In this way, Khamenei appeared to be pushing for lesser engagement between Iran and the West. His description of European partners as “not to be trusted” may thus set the stage for more political pressure in favor of purely domestic control over Iranian industries. And this is certainly something that hardline entities within Iranian government and society have been actively promoting already.
The Financial Times reported upon that trend on Thursday, noting that the IRGC’s construction firm, Khatam al-Anbia has reportedly positioned itself to fill the “vacuum” in the energy sector that has been created by the failure of Western partners to enter or remain within Iranian markets following the signing of and subsequent Ahttps://www.ft.com/content/ff6184bc-4af0-11e9-8b7f-d49067e0f50dmerican withdrawal from the 2015 nuclear deal. The Guards have specifically moved to take over for a French firm, Total, after it pulled out of a development project involving the South Pars gas field.
The same article noted that Khatam al-Anbia and the IRGC more generally have long been impediments to foreign investment, and that their deeper involvement in the Iranian economy would only exacerbate Iran’s isolation. The intelligence network of the Iranian opposition group the People’s Mojahedin Organization of Iran has determined that the IRGC already effectively controls well over half of the nation’s gross domestic product.
Khamenei’s speech on Thursday seemed to preemptively blame the lack of foreign investment on a “betrayal” that consists of France, Britain, and Germany refusing to make INSTEX operational. But there is a credible argument to be made that Iran could effectively encourage the active use of that system by coming into compliance with universal standards of international exchange that have been highlighted by the European signatories to the JCPOA.
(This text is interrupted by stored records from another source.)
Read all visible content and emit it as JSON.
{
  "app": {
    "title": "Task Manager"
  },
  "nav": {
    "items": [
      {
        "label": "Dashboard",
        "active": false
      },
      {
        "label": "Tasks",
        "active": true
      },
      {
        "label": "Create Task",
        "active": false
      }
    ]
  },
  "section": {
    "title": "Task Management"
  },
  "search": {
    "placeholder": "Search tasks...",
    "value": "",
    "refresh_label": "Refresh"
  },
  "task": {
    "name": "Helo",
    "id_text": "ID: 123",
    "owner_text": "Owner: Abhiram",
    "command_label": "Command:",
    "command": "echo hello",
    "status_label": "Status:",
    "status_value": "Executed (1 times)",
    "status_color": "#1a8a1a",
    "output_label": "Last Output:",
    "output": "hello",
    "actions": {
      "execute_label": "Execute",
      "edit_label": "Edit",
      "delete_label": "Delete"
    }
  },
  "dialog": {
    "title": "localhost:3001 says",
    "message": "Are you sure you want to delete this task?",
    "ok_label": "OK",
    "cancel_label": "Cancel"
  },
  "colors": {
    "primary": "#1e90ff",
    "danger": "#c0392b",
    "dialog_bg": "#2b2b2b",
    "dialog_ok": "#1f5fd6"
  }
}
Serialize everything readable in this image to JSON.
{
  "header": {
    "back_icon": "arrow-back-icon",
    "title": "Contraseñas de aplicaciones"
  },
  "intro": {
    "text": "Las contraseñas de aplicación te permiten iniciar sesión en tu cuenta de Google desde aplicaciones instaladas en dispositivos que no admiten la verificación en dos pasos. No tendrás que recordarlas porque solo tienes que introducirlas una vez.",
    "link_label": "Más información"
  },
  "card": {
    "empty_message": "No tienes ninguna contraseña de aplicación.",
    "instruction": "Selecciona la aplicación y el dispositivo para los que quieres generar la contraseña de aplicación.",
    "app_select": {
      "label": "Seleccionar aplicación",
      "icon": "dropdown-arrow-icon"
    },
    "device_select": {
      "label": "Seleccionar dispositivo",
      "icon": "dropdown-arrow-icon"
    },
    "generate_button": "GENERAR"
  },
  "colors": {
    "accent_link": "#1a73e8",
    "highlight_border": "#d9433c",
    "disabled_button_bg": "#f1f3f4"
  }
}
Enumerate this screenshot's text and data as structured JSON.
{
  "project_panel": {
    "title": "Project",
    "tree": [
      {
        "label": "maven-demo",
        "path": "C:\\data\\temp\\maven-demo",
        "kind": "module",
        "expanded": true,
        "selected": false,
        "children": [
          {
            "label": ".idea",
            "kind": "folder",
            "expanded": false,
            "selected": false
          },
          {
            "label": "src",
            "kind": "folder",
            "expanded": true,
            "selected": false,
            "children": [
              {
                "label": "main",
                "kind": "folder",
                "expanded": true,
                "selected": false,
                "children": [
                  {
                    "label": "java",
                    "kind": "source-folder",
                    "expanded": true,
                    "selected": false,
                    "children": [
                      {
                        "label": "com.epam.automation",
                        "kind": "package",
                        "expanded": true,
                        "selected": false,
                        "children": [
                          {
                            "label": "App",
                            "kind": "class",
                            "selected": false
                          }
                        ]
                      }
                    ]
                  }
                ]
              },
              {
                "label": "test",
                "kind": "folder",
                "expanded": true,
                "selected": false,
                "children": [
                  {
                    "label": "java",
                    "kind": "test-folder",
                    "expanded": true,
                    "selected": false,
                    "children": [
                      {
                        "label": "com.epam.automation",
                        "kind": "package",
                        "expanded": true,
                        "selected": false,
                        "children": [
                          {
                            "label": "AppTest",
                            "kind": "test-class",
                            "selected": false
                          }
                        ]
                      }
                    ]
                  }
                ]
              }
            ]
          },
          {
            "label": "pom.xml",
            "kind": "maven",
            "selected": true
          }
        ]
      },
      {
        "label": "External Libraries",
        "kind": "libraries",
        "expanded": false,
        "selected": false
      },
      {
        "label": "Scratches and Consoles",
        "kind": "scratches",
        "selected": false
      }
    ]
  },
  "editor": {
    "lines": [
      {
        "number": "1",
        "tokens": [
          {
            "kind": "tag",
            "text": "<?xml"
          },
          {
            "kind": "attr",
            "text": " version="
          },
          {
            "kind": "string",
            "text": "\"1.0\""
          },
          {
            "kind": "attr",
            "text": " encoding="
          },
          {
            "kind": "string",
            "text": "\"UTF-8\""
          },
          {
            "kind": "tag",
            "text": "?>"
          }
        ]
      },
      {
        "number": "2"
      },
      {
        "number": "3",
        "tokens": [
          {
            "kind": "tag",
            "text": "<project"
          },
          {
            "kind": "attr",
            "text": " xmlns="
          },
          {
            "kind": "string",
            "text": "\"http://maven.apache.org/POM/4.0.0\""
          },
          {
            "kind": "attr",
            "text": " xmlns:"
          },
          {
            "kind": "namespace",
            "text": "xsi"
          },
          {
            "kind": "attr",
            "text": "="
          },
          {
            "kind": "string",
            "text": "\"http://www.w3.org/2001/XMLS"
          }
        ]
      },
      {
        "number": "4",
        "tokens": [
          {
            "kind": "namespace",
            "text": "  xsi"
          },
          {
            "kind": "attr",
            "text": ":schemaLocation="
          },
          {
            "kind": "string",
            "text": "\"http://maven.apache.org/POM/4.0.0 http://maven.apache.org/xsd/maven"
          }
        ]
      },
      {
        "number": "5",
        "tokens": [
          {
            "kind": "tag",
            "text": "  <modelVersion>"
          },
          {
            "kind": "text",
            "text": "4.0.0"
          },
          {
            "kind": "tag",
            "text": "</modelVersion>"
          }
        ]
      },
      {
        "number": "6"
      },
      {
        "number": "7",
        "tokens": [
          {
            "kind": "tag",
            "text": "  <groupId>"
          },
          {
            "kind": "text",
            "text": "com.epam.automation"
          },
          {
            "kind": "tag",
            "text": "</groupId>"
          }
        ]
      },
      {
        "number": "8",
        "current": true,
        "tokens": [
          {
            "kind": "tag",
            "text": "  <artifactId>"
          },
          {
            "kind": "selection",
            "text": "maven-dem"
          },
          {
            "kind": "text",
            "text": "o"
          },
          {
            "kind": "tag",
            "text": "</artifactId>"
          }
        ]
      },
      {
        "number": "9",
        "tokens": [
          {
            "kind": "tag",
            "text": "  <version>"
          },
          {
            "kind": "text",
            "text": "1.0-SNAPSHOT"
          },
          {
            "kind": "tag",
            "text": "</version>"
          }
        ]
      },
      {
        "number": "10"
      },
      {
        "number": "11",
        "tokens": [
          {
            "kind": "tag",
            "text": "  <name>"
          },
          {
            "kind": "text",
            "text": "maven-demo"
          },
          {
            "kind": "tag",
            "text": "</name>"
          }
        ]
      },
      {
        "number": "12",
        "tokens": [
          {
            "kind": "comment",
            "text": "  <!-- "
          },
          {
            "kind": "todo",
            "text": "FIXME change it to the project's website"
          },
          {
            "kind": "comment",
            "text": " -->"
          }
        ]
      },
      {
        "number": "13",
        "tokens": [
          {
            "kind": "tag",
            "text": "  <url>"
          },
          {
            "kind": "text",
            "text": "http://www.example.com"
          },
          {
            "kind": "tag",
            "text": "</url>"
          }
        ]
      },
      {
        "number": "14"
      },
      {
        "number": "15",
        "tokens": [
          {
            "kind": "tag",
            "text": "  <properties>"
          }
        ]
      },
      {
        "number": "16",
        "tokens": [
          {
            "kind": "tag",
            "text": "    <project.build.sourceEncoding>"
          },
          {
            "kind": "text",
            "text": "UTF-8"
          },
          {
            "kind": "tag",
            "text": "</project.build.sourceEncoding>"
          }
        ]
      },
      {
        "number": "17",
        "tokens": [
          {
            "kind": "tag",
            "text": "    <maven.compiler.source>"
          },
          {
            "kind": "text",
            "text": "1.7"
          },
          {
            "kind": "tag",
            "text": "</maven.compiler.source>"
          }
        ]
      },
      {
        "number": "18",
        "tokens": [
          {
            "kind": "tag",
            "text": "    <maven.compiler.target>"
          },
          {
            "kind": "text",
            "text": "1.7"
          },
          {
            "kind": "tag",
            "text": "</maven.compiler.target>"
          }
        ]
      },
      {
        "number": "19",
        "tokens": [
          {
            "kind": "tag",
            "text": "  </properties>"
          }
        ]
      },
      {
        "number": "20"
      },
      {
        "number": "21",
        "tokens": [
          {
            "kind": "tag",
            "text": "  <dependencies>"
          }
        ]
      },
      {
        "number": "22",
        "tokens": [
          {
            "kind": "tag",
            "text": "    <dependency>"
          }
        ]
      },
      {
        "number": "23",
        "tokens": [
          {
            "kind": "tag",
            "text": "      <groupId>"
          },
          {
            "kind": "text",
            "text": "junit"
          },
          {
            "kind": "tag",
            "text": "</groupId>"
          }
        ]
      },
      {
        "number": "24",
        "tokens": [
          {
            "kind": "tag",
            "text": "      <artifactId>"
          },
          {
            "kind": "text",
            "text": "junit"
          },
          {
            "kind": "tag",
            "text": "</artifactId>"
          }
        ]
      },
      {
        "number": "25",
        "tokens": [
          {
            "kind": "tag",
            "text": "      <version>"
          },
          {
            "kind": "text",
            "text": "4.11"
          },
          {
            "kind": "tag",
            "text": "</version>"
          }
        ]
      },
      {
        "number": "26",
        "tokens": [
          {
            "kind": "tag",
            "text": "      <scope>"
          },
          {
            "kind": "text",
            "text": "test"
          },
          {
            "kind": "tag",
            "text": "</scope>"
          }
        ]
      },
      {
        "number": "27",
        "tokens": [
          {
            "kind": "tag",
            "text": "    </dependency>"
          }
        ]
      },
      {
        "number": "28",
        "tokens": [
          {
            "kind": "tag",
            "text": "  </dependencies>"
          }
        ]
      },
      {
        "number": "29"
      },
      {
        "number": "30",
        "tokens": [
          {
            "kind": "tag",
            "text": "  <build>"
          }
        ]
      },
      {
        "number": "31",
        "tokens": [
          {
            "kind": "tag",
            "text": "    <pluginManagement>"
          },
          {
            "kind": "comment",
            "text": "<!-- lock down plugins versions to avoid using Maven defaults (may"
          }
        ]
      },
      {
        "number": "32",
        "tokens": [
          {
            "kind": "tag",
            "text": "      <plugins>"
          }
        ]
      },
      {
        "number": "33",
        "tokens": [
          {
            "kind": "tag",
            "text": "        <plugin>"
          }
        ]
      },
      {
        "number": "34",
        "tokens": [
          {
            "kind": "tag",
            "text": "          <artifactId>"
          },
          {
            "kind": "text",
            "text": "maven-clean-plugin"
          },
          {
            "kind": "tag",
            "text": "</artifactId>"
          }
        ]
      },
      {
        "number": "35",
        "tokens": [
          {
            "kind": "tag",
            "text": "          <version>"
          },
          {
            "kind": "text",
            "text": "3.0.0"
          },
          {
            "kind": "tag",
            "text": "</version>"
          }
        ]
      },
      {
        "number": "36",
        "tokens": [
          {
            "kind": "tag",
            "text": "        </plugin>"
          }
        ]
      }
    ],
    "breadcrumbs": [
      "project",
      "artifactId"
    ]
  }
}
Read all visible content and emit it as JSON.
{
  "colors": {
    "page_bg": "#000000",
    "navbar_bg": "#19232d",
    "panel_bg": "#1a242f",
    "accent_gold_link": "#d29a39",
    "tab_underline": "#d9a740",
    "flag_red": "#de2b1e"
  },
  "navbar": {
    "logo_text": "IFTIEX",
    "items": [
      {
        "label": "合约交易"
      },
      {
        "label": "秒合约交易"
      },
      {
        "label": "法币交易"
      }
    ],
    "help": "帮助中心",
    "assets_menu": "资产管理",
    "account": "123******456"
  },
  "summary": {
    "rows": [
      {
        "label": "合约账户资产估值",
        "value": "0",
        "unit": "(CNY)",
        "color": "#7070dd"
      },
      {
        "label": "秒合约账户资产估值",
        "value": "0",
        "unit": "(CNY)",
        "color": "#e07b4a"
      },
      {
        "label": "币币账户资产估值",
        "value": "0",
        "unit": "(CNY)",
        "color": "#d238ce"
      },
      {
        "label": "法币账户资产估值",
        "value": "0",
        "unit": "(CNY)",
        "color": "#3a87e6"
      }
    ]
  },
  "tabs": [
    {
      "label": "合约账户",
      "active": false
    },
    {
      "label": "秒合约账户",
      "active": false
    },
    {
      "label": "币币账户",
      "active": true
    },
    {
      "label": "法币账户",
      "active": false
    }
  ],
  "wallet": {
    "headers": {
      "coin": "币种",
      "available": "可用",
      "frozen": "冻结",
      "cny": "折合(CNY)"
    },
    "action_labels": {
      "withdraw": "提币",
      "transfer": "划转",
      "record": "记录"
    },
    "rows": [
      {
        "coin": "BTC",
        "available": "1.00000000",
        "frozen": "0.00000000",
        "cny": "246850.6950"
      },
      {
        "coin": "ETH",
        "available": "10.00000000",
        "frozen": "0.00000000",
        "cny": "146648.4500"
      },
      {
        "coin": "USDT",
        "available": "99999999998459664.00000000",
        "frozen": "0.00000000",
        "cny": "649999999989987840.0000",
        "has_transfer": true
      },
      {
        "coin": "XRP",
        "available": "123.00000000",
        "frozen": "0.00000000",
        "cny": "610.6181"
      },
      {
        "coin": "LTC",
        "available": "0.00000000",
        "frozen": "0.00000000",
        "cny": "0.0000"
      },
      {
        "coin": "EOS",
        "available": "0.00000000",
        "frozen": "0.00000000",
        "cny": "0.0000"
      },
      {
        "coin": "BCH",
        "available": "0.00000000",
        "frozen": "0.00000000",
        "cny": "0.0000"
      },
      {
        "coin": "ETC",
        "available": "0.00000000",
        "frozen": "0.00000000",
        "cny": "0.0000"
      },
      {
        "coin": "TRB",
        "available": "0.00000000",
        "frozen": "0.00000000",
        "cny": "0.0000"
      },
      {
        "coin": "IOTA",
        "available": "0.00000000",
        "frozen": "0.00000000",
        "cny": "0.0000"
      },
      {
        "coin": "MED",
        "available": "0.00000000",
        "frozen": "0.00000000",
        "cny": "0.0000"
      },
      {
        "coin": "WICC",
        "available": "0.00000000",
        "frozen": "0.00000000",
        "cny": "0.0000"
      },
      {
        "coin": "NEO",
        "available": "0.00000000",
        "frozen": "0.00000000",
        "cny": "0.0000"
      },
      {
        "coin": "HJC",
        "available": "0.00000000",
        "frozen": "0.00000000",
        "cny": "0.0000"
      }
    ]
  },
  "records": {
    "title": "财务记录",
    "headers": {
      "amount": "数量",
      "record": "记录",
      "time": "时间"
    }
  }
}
In February, the Islamic Republic surpassed a deadline for adopting the anti-money laundering standards laid out by the Financial Action Task Force. The Iranian parliament had introduced multiple pieces of legislation reflecting those standards and has consequently received a June deadline extension. But hardline entities including both the IRGC and the supreme leader have openly opposed FATF compliance despite it being a stated prerequisite for use of INSTEX, because that compliance would impede Iran’s financial support of Hezbollah and other terrorist groups.
Meanwhile, the hardline faction has faced little to no pushback from “moderate” political rivals associated with President Hassan Rouhani. In fact, the president seemed to echo Khamenei’s anti-Western rhetoric in his own Nowruz remarks, reiterating the supreme leader’s doubts about the future of Iranian-European relations. “These problems began with the oath-breakers and those who have recently reached power in Washington,” Rouhani said in reference to Iran’s worsening economic crisis, before highlighting the principle of unity across the entire Iranian political establishment, in defiance of Western enemies.